Weda kitab Sanatana Dharma Wahyu Tuhan
dalam sebuah laporan yang diterbitkan pada tahun 1849, oleh seorang sarjana Belanda "R. Freiderich" menulis dengan antusias tentang keberadaan weda di pulau bali. ia memberitahu pembacanya bahwa
"para pandita memiliki lontar (manuscript) yang sangat penting berupa 4 buah Samhita yang ditulis oleh Bhagawan Byasa (Maharsi Vyasa). mereka merahasiakan isinya dan mengajarkannya secara terbatas hanya kepada sisya (murid)nya saja."

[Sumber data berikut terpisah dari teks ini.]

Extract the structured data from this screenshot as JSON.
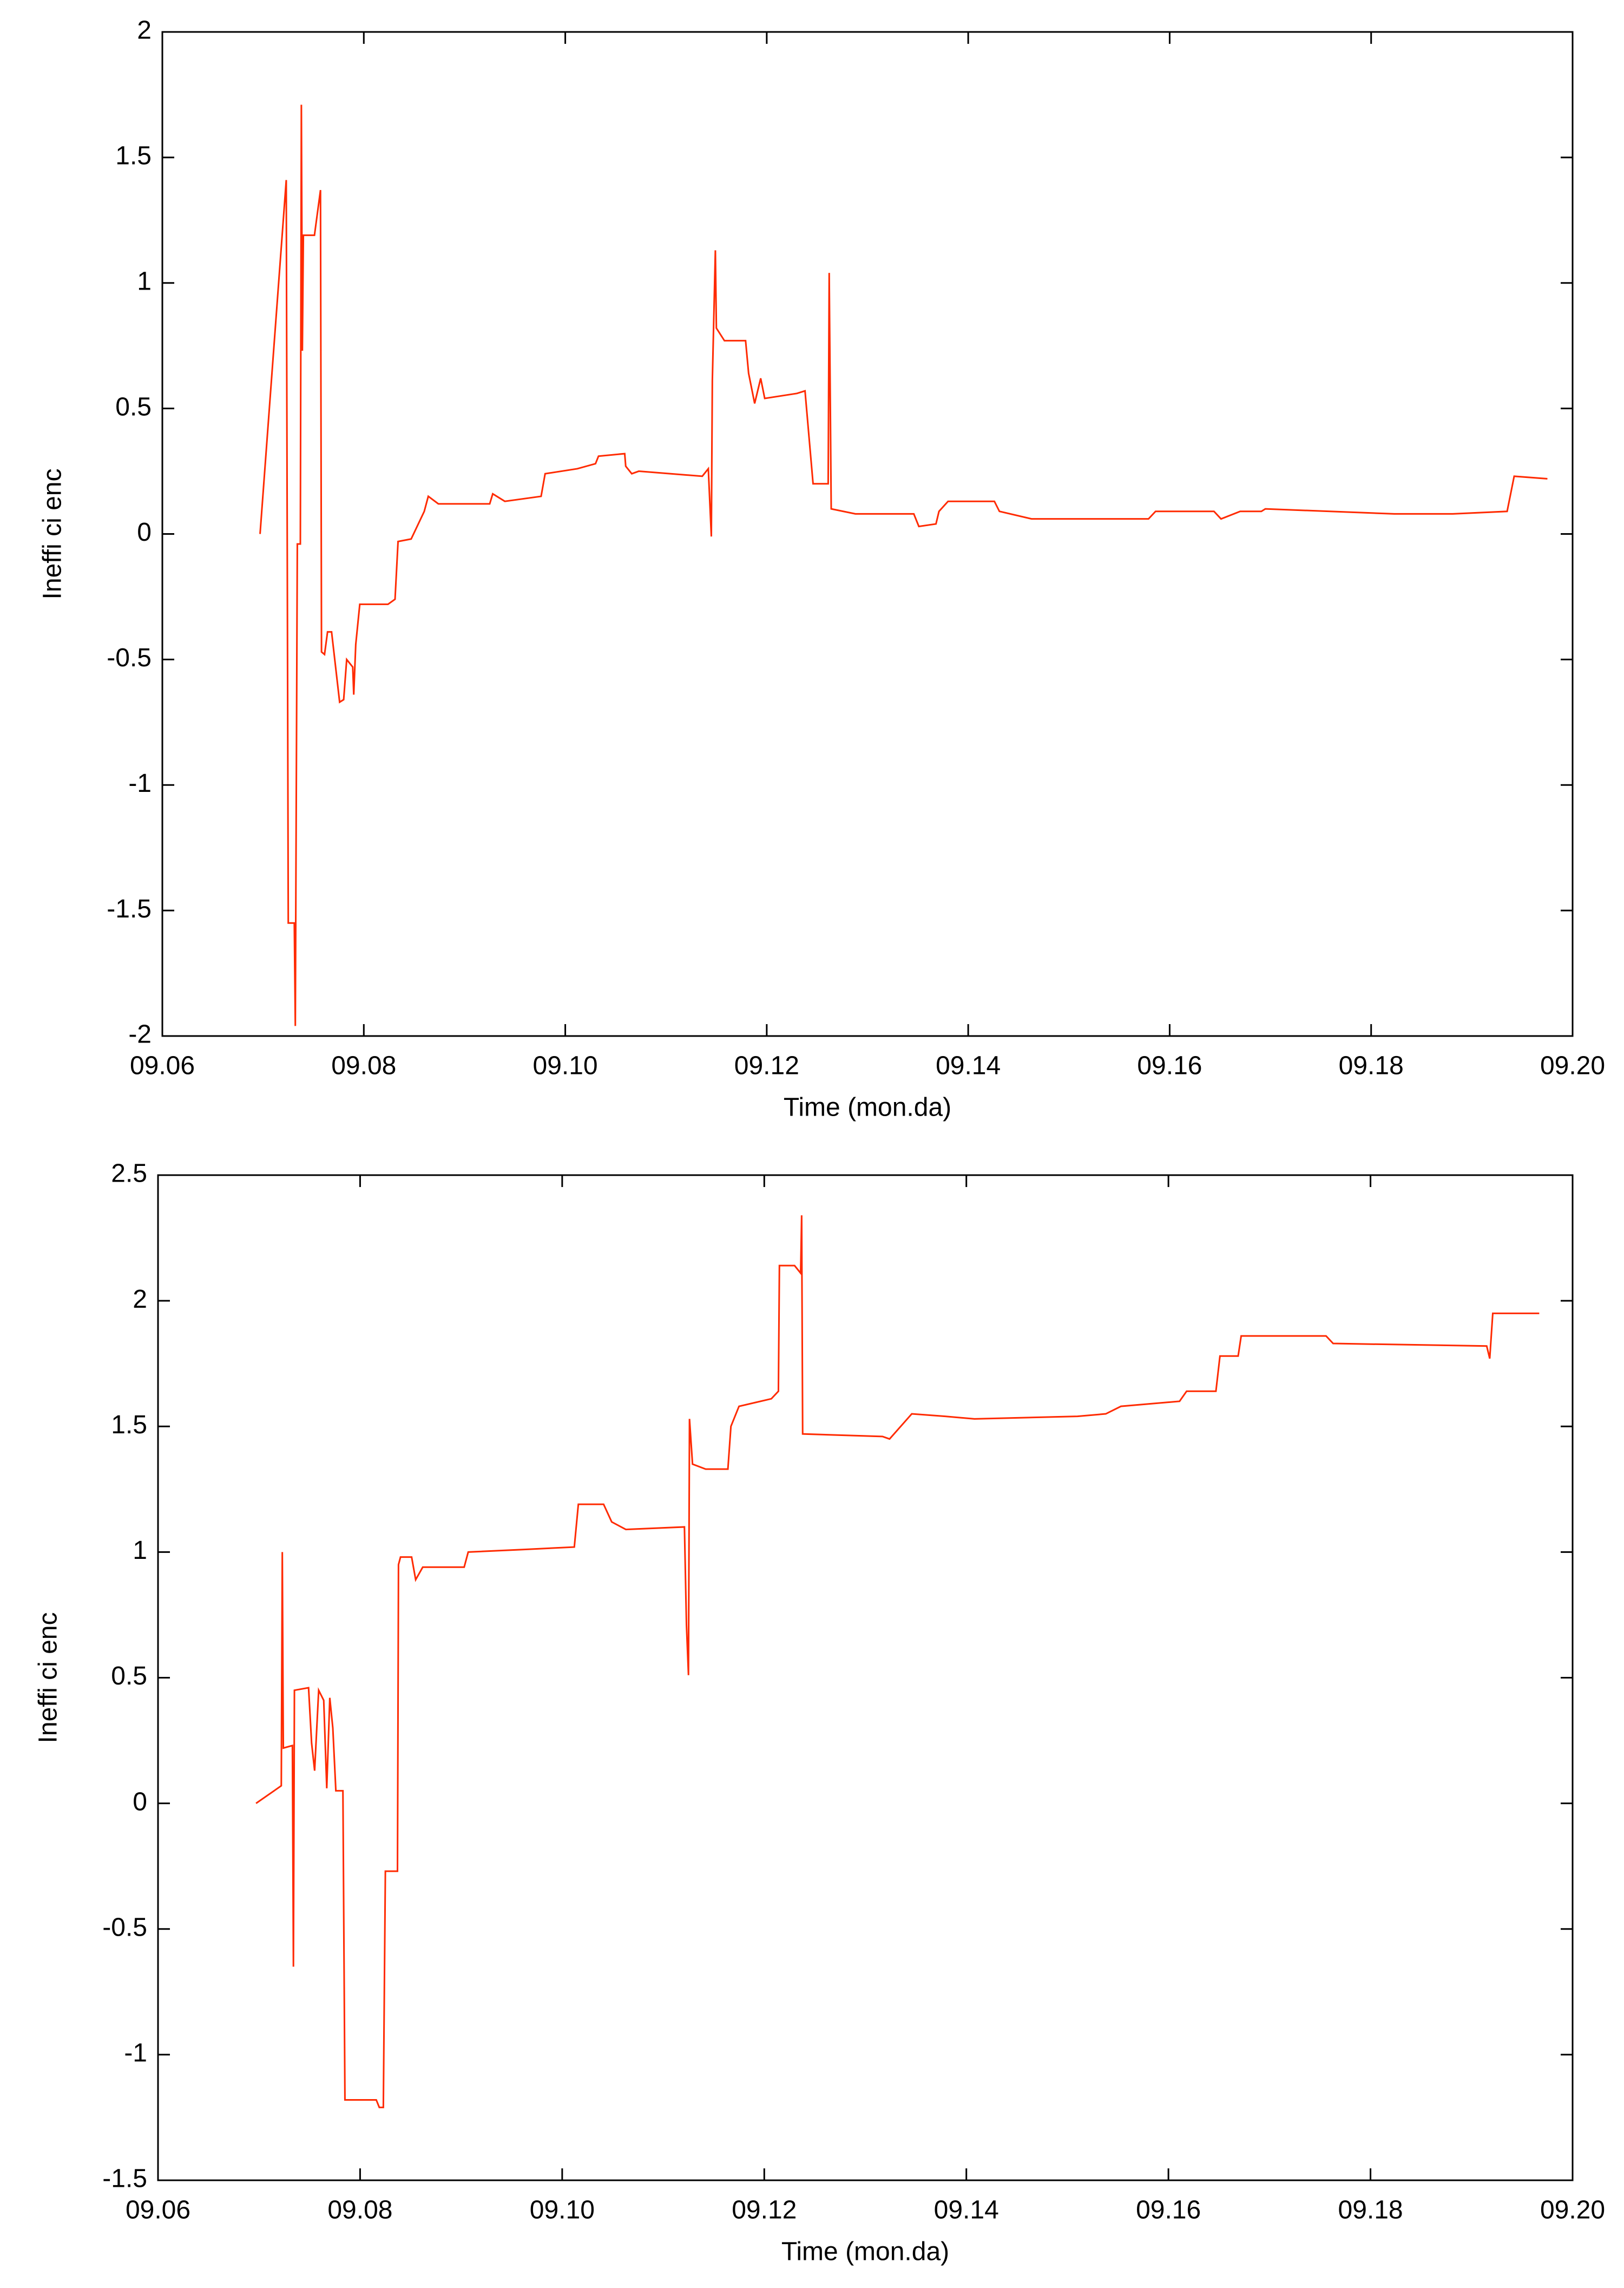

R. Freiderich kemudian diijinkan hanya melihat sebuah lontar yaitu Brahmanda Purana berbahasa Jawa Kuno dan tidak diijinkan melihat lontar-lontar lainnya yang dirahasiakan itu. teka-teki keberadaan weda ini cukup lama berlangsung dan baru kemudian beberapa sarjana seperti " Brumund dan Kern" menemukan kenyataan sebenarnya. sarjana ini menemukan bahwa mantram-mantram sansekerta bercampur dengan bahasa jawa kuno dalam mantram ritual dan penjelasannya yang bersifat mistik dengan latar belakang bersifat Siwaisme dengan warna tantrik. Jadi di bali oleh para pandita disebut weda adalah teks atau mantra-mantram puja, stuti atau stawa.